Chapter 23.1, Problem 14PP

a.

To determine

The equivalent resistance of the parallel circuit.

Answer to Problem 14PP

The equivalent resistance of the network is $\text{5 }\Omega$.

Explanation of Solution

Given:

Three resistors of value 15 Ω each are connected in parallel across a 30-V battery.

Formula used:

The equivalent resistance of a parallel branch of two resistances is given by,

  $\frac{1}{R_{eq}}=\frac{1}{R_A}+\frac{1}{R_B}$ …… (1)

Calculation:

Consider the circuit shown in Figure 1.

  

Figure 1

Here, the equivalent resistance of the parallel branches can be calculated using (1) as,

  $\begin{array}{c}\frac{1}{R_{eq}}=\frac{1}{15}+\frac{1}{15}+\frac{1}{15}\\ R_{eq}=5\Omega \end{array}$

Conclusion:

The equivalent resistance of the circuit is $R_{eq}=5\Omega$ .

b.

To determine

The current in the circuit.

Answer to Problem 14PP

The current through the circuit is $\text{6 A}$.

Explanation of Solution

Given:

Three resistors of value 15 Ω each are connected in parallel across a 30-V battery.

Formula used:

For the resistance of the circuit and supply voltage, the current can be calculated using the Ohm’s law as,

  $\begin{array}{l}V=IR\\ I=\frac{V}{R}\end{array}$ …… (2)

Calculation:

The current flowing through the circuit can be calculated by using the relation in (2), by substituting the total resistance obtained in the part a and the supply voltage V=30 V, as

  $\begin{array}{c}I=\frac{V}{R_{eq}}\\ =\frac{30}{5}\\ =6\text{ A}\end{array}$

Conclusion:

The current through the circuit is 6 A.

c.

To determine

The current flowing in each branch of the circuit.

Answer to Problem 14PP

The current flowing through each of the branch is $I_1=I_2=I_3=2\text{A}$.

Explanation of Solution

Given:

Three resistors of value 15 Ω each are connected in parallel across a 30-V battery.

Formula used:

The voltage in the each branch in a parallel circuit is equal.
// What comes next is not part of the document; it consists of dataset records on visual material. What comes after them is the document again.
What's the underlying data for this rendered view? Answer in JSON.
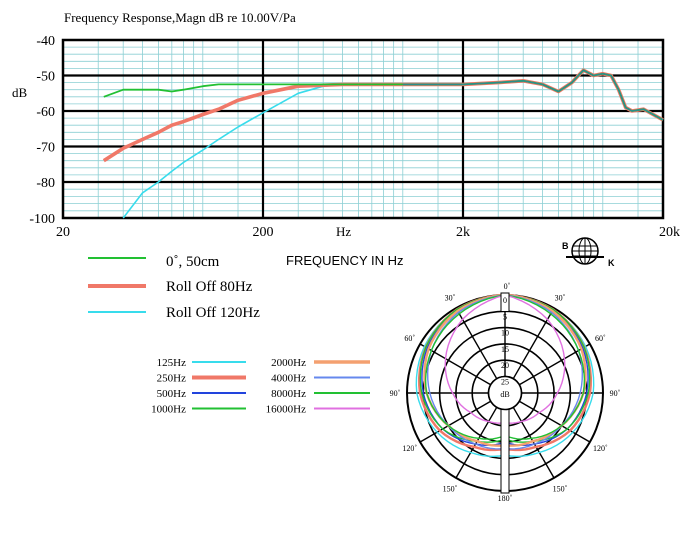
{
  "freq_chart": {
    "title": "Frequency   Response,Magn   dB re 10.00V/Pa",
    "ylabel": "dB",
    "xlabel": "FREQUENCY  IN  Hz",
    "x_unit_tick": "Hz",
    "y_ticks": [
      "-40",
      "-50",
      "-60",
      "-70",
      "-80",
      "-100"
    ],
    "x_ticks": [
      "20",
      "200",
      "2k",
      "20k"
    ],
    "legend": [
      {
        "label": "0˚, 50cm",
        "color": "#22c033"
      },
      {
        "label": "Roll Off  80Hz",
        "color": "#f07868"
      },
      {
        "label": "Roll Off  120Hz",
        "color": "#38dcec"
      }
    ]
  },
  "polar_chart": {
    "left_angle_labels": [
      "30˚",
      "60˚",
      "90˚",
      "120˚",
      "150˚"
    ],
    "right_angle_labels": [
      "30˚",
      "60˚",
      "90˚",
      "120˚",
      "150˚"
    ],
    "top_label": "0˚",
    "bottom_label": "180˚",
    "radial_labels": [
      "0",
      "5",
      "10",
      "15",
      "20",
      "25"
    ],
    "center_label": "dB",
    "legend_left": [
      {
        "label": "125Hz",
        "color": "#38dcec"
      },
      {
        "label": "250Hz",
        "color": "#f07868"
      },
      {
        "label": "500Hz",
        "color": "#2244dd"
      },
      {
        "label": "1000Hz",
        "color": "#22c033"
      }
    ],
    "legend_right": [
      {
        "label": "2000Hz",
        "color": "#f4a070"
      },
      {
        "label": "4000Hz",
        "color": "#6688ee"
      },
      {
        "label": "8000Hz",
        "color": "#22c033"
      },
      {
        "label": "16000Hz",
        "color": "#e070e0"
      }
    ]
  },
  "logo": {
    "left_letter": "B",
    "right_letter": "K"
  },
  "chart_data": [
    {
      "type": "line",
      "title": "Frequency   Response,Magn   dB re 10.00V/Pa",
      "xlabel": "FREQUENCY  IN  Hz",
      "ylabel": "dB",
      "x_scale": "log",
      "xlim": [
        20,
        20000
      ],
      "y_ticks": [
        -40,
        -50,
        -60,
        -70,
        -80,
        -100
      ],
      "grid": true,
      "series": [
        {
          "name": "0˚, 50cm",
          "color": "#22c033",
          "x": [
            32,
            40,
            50,
            60,
            70,
            80,
            100,
            120,
            150,
            200,
            300,
            500,
            1000,
            2000,
            3000,
            4000,
            5000,
            6000,
            7000,
            8000,
            9000,
            10000,
            11000,
            12000,
            13000,
            14000,
            16000,
            20000
          ],
          "y": [
            -56,
            -54,
            -54,
            -54,
            -54.5,
            -54,
            -53,
            -52.5,
            -52.5,
            -52.5,
            -52.5,
            -52.5,
            -52.5,
            -52.5,
            -52,
            -51.5,
            -52.5,
            -54.5,
            -52,
            -48.5,
            -50,
            -49.5,
            -50,
            -54,
            -59,
            -60,
            -59.5,
            -62.5
          ]
        },
        {
          "name": "Roll Off  80Hz",
          "color": "#f07868",
          "x": [
            32,
            40,
            50,
            60,
            70,
            80,
            100,
            120,
            150,
            200,
            300,
            500,
            1000,
            2000,
            3000,
            4000,
            5000,
            6000,
            7000,
            8000,
            9000,
            10000,
            11000,
            12000,
            13000,
            14000,
            16000,
            20000
          ],
          "y": [
            -74,
            -70.5,
            -68,
            -66,
            -64,
            -63,
            -61,
            -59.5,
            -57,
            -55,
            -53,
            -52.5,
            -52.5,
            -52.5,
            -52,
            -51.5,
            -52.5,
            -54.5,
            -52,
            -48.5,
            -50,
            -49.5,
            -50,
            -54,
            -59,
            -60,
            -59.5,
            -62.5
          ]
        },
        {
          "name": "Roll Off  120Hz",
          "color": "#38dcec",
          "x": [
            40,
            50,
            60,
            70,
            80,
            100,
            120,
            150,
            200,
            300,
            400,
            500,
            1000,
            2000,
            3000,
            4000,
            5000,
            6000,
            7000,
            8000,
            9000,
            10000,
            11000,
            12000,
            13000,
            14000,
            16000,
            20000
          ],
          "y": [
            -100,
            -86,
            -80,
            -77,
            -74.5,
            -71,
            -68,
            -64.5,
            -60.5,
            -55,
            -53,
            -52.5,
            -52.5,
            -52.5,
            -52,
            -51.5,
            -52.5,
            -54.5,
            -52,
            -48.5,
            -50,
            -49.5,
            -50,
            -54,
            -59,
            -60,
            -59.5,
            -62.5
          ]
        }
      ]
    },
    {
      "type": "polar",
      "angle_unit": "degrees",
      "value_unit": "dB attenuation",
      "rlim": [
        0,
        25
      ],
      "series": [
        {
          "name": "125Hz",
          "color": "#38dcec",
          "angles": [
            0,
            30,
            60,
            90,
            120,
            150,
            180
          ],
          "values": [
            0,
            0.5,
            1.5,
            3,
            6,
            9,
            11
          ]
        },
        {
          "name": "250Hz",
          "color": "#f07868",
          "angles": [
            0,
            30,
            60,
            90,
            120,
            150,
            180
          ],
          "values": [
            0,
            0.5,
            2,
            4,
            7,
            11,
            13
          ]
        },
        {
          "name": "500Hz",
          "color": "#2244dd",
          "angles": [
            0,
            30,
            60,
            90,
            120,
            150,
            180
          ],
          "values": [
            0,
            1,
            2.5,
            5,
            8,
            12,
            15
          ]
        },
        {
          "name": "1000Hz",
          "color": "#22c033",
          "angles": [
            0,
            30,
            60,
            90,
            120,
            150,
            180
          ],
          "values": [
            0,
            0.5,
            2,
            4.5,
            8,
            13,
            16
          ]
        },
        {
          "name": "2000Hz",
          "color": "#f4a070",
          "angles": [
            0,
            30,
            60,
            90,
            120,
            150,
            180
          ],
          "values": [
            0,
            1,
            3,
            6,
            10,
            13,
            14
          ]
        },
        {
          "name": "4000Hz",
          "color": "#6688ee",
          "angles": [
            0,
            30,
            60,
            90,
            120,
            150,
            180
          ],
          "values": [
            0,
            1.5,
            4,
            7,
            10,
            12,
            13
          ]
        },
        {
          "name": "8000Hz",
          "color": "#22c033",
          "angles": [
            0,
            30,
            60,
            90,
            120,
            150,
            180
          ],
          "values": [
            0,
            2,
            4,
            6,
            10,
            14,
            17
          ]
        },
        {
          "name": "16000Hz",
          "color": "#e070e0",
          "angles": [
            0,
            30,
            60,
            90,
            120,
            150,
            180
          ],
          "values": [
            0,
            4,
            9,
            14,
            18,
            20,
            21
          ]
        }
      ]
    }
  ]
}
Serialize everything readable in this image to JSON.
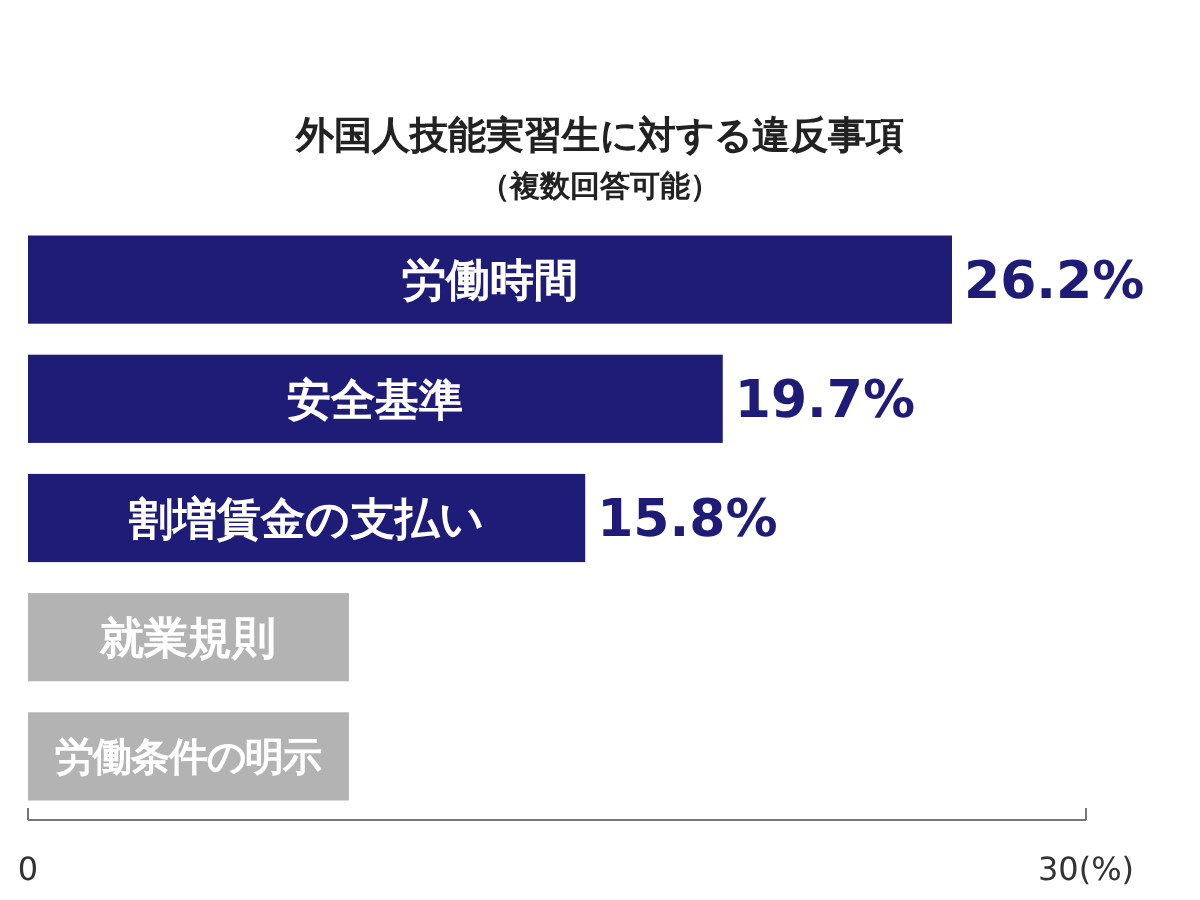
{
  "chart_data": {
    "type": "bar",
    "orientation": "horizontal",
    "title": "外国人技能実習生に対する違反事項",
    "subtitle": "（複数回答可能）",
    "categories": [
      "労働時間",
      "安全基準",
      "割増賃金の支払い",
      "就業規則",
      "労働条件の明示"
    ],
    "values": [
      26.2,
      19.7,
      15.8,
      9.1,
      9.1
    ],
    "colors": [
      "#1f1c78",
      "#1f1c78",
      "#1f1c78",
      "#b3b3b3",
      "#b3b3b3"
    ],
    "value_labels": [
      "26.2%",
      "19.7%",
      "15.8%",
      null,
      null
    ],
    "xlim": [
      0,
      30
    ],
    "xticks": [
      0,
      {
        "value": 30,
        "label": "30(%)"
      }
    ]
  }
}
The current flowing through each of the branch is expressed in terms of the supply voltage and their individual resistance values as,

  $I=\frac{V}{R}$

Calculation:

Here, since all the three branches have the same resistance values, the branch currents are the same. It can be calculated as,

  $\begin{array}{c}I=\frac{V}{R}\\ =\frac{30}{15}\\ =2\text{ A}\end{array}$

Thus, the three branches has current of 2 A respectively.

Conclusion:

The current in each of the parallel branches is 2 A.